A simple solution to a percentage problem. Or is it?
A man is 6ft tall and his son is a similar solid 5ft tall; they have suits of the same style and cloth. If the weight of the man’s suit is k per cent of his weight, find the weight of the boy’s suit as a percentage of the boy’s weight. (Assume father and son have same density.) What general conclusion can be drawn about the density of cloth suitable for adults and children.
Now, solution gives 6/5 k%, which to me appears to be the ratio of the man’s height to his son’s multiplied by the original percentage of man’s weight. Although I’m sure the author is correct, this doesn’t sit well with me. It doesn’t seem to indicate anything about, for instance, the ratio of volumes of similar figures being the cube of the scale etc. If there is some short cut here that I’m missing then I’m not sure what it is. I would like to know if there is some general rule I’m missing that can derive the correct answer quickly.

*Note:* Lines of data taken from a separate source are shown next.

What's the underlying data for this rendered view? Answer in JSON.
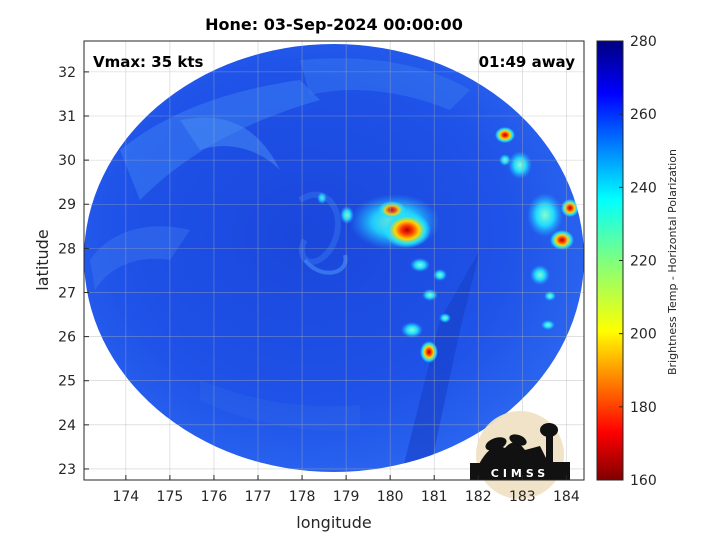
{
  "title": "Hone: 03-Sep-2024 00:00:00",
  "vmax_label": "Vmax: 35 kts",
  "time_away_label": "01:49 away",
  "x_axis": {
    "label": "longitude",
    "ticks": [
      "174",
      "175",
      "176",
      "177",
      "178",
      "179",
      "180",
      "181",
      "182",
      "183",
      "184"
    ]
  },
  "y_axis": {
    "label": "latitude",
    "ticks": [
      "32",
      "31",
      "30",
      "29",
      "28",
      "27",
      "26",
      "25",
      "24",
      "23"
    ]
  },
  "colorbar": {
    "label": "Brightness Temp - Horizontal Polarization",
    "ticks": [
      "280",
      "260",
      "240",
      "220",
      "200",
      "180",
      "160"
    ],
    "colormap": "jet"
  },
  "logo": {
    "text": "CIMSS"
  },
  "colors": {
    "background_field": "#1f4fe6",
    "field_light": "#3f86f0",
    "convection_core": "#e0321a"
  },
  "icons": [
    "cimss-logo-icon"
  ]
}
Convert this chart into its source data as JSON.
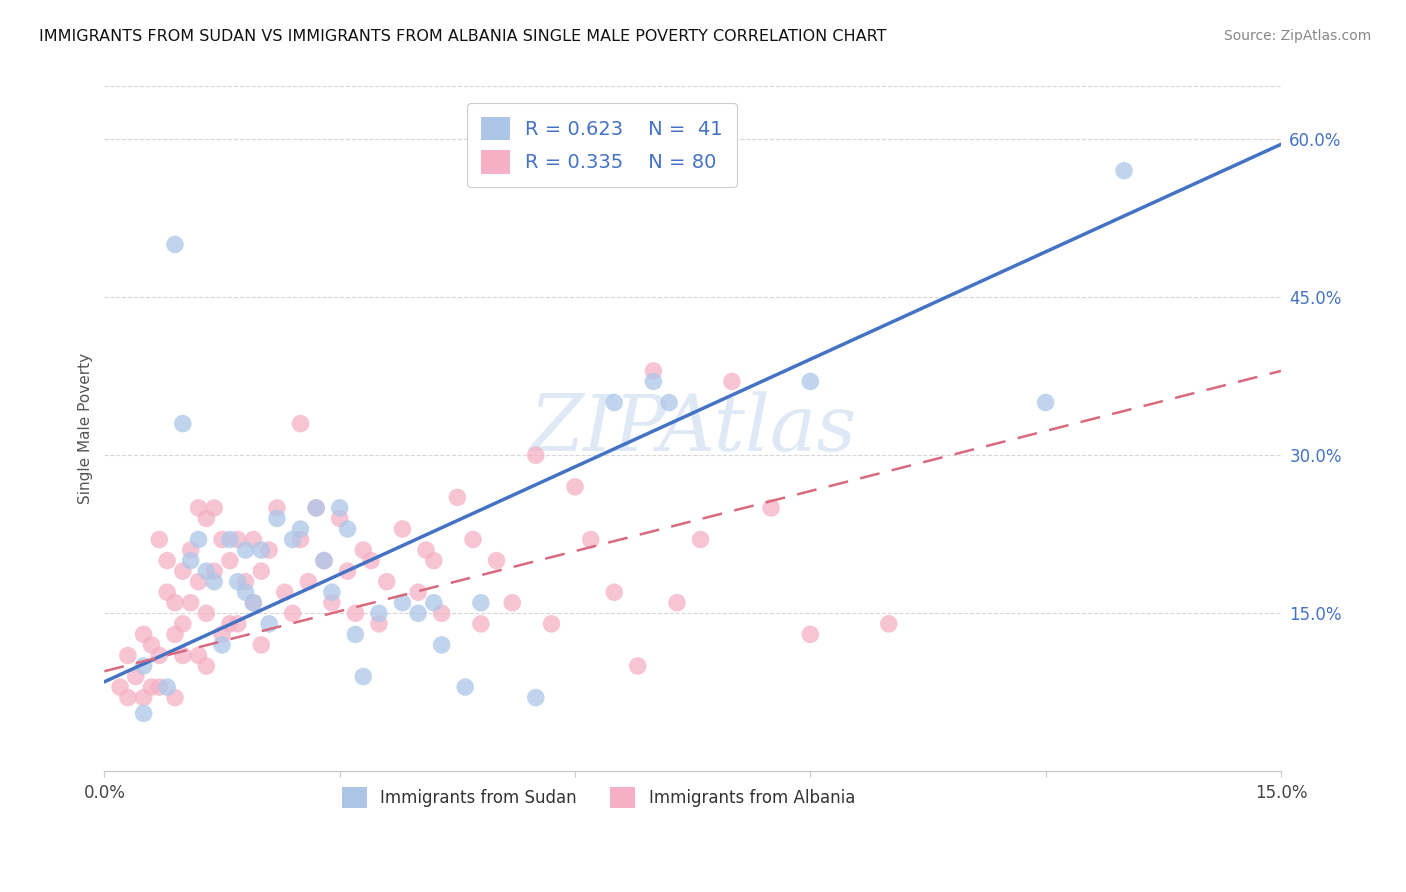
{
  "title": "IMMIGRANTS FROM SUDAN VS IMMIGRANTS FROM ALBANIA SINGLE MALE POVERTY CORRELATION CHART",
  "source": "Source: ZipAtlas.com",
  "ylabel": "Single Male Poverty",
  "xlim": [
    0.0,
    0.15
  ],
  "ylim": [
    0.0,
    0.65
  ],
  "ytick_values_right": [
    0.15,
    0.3,
    0.45,
    0.6
  ],
  "legend_sudan_R": "0.623",
  "legend_sudan_N": "41",
  "legend_albania_R": "0.335",
  "legend_albania_N": "80",
  "watermark": "ZIPAtlas",
  "color_sudan": "#adc6e8",
  "color_albania": "#f5b0c5",
  "color_line_sudan": "#4472c4",
  "color_line_albania": "#d9697f",
  "sudan_line_x": [
    0.0,
    0.15
  ],
  "sudan_line_y": [
    0.085,
    0.595
  ],
  "albania_line_x": [
    0.0,
    0.15
  ],
  "albania_line_y": [
    0.095,
    0.38
  ],
  "sudan_x": [
    0.005,
    0.008,
    0.009,
    0.01,
    0.011,
    0.012,
    0.013,
    0.014,
    0.015,
    0.016,
    0.017,
    0.018,
    0.018,
    0.019,
    0.02,
    0.021,
    0.022,
    0.024,
    0.025,
    0.027,
    0.028,
    0.029,
    0.03,
    0.031,
    0.032,
    0.033,
    0.035,
    0.038,
    0.04,
    0.042,
    0.043,
    0.046,
    0.048,
    0.055,
    0.065,
    0.07,
    0.072,
    0.09,
    0.12,
    0.13,
    0.005
  ],
  "sudan_y": [
    0.1,
    0.08,
    0.5,
    0.33,
    0.2,
    0.22,
    0.19,
    0.18,
    0.12,
    0.22,
    0.18,
    0.21,
    0.17,
    0.16,
    0.21,
    0.14,
    0.24,
    0.22,
    0.23,
    0.25,
    0.2,
    0.17,
    0.25,
    0.23,
    0.13,
    0.09,
    0.15,
    0.16,
    0.15,
    0.16,
    0.12,
    0.08,
    0.16,
    0.07,
    0.35,
    0.37,
    0.35,
    0.37,
    0.35,
    0.57,
    0.055
  ],
  "albania_x": [
    0.002,
    0.003,
    0.003,
    0.004,
    0.005,
    0.005,
    0.006,
    0.006,
    0.007,
    0.007,
    0.007,
    0.008,
    0.008,
    0.009,
    0.009,
    0.009,
    0.01,
    0.01,
    0.01,
    0.011,
    0.011,
    0.012,
    0.012,
    0.012,
    0.013,
    0.013,
    0.013,
    0.014,
    0.014,
    0.015,
    0.015,
    0.016,
    0.016,
    0.017,
    0.017,
    0.018,
    0.019,
    0.019,
    0.02,
    0.02,
    0.021,
    0.022,
    0.023,
    0.024,
    0.025,
    0.025,
    0.026,
    0.027,
    0.028,
    0.029,
    0.03,
    0.031,
    0.032,
    0.033,
    0.034,
    0.035,
    0.036,
    0.038,
    0.04,
    0.041,
    0.042,
    0.043,
    0.045,
    0.047,
    0.048,
    0.05,
    0.052,
    0.055,
    0.057,
    0.06,
    0.062,
    0.065,
    0.068,
    0.07,
    0.073,
    0.076,
    0.08,
    0.085,
    0.09,
    0.1
  ],
  "albania_y": [
    0.08,
    0.11,
    0.07,
    0.09,
    0.13,
    0.07,
    0.12,
    0.08,
    0.22,
    0.11,
    0.08,
    0.2,
    0.17,
    0.13,
    0.07,
    0.16,
    0.14,
    0.19,
    0.11,
    0.21,
    0.16,
    0.25,
    0.18,
    0.11,
    0.24,
    0.15,
    0.1,
    0.25,
    0.19,
    0.22,
    0.13,
    0.2,
    0.14,
    0.14,
    0.22,
    0.18,
    0.16,
    0.22,
    0.19,
    0.12,
    0.21,
    0.25,
    0.17,
    0.15,
    0.33,
    0.22,
    0.18,
    0.25,
    0.2,
    0.16,
    0.24,
    0.19,
    0.15,
    0.21,
    0.2,
    0.14,
    0.18,
    0.23,
    0.17,
    0.21,
    0.2,
    0.15,
    0.26,
    0.22,
    0.14,
    0.2,
    0.16,
    0.3,
    0.14,
    0.27,
    0.22,
    0.17,
    0.1,
    0.38,
    0.16,
    0.22,
    0.37,
    0.25,
    0.13,
    0.14
  ],
  "background_color": "#ffffff",
  "grid_color": "#cccccc"
}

As always any help to cure my inability to see the woods for the trees (I think that’s right) would be greatly appreciated.
- fcas80Lv 72 months agoFavorite Answer
This problem is about a simple model, namely that suit weights are in proportion to body weights. This is also called direct variation. I'm sure it is possible to create more complex models, possibly involving more complex mathematics that you haven't seen yet. Perhaps real-world suit manufacturing indeed uses more complex models. However, I'm assuming you are taking an algebra course that is trying to teach simple direct variation.
Do continue to think about more complex models. But don't make your math course harder than it needs to be. As a general rule, the law of parsimony is a principle according to which an explanation of a thing or event is made with the fewest possible assumptions.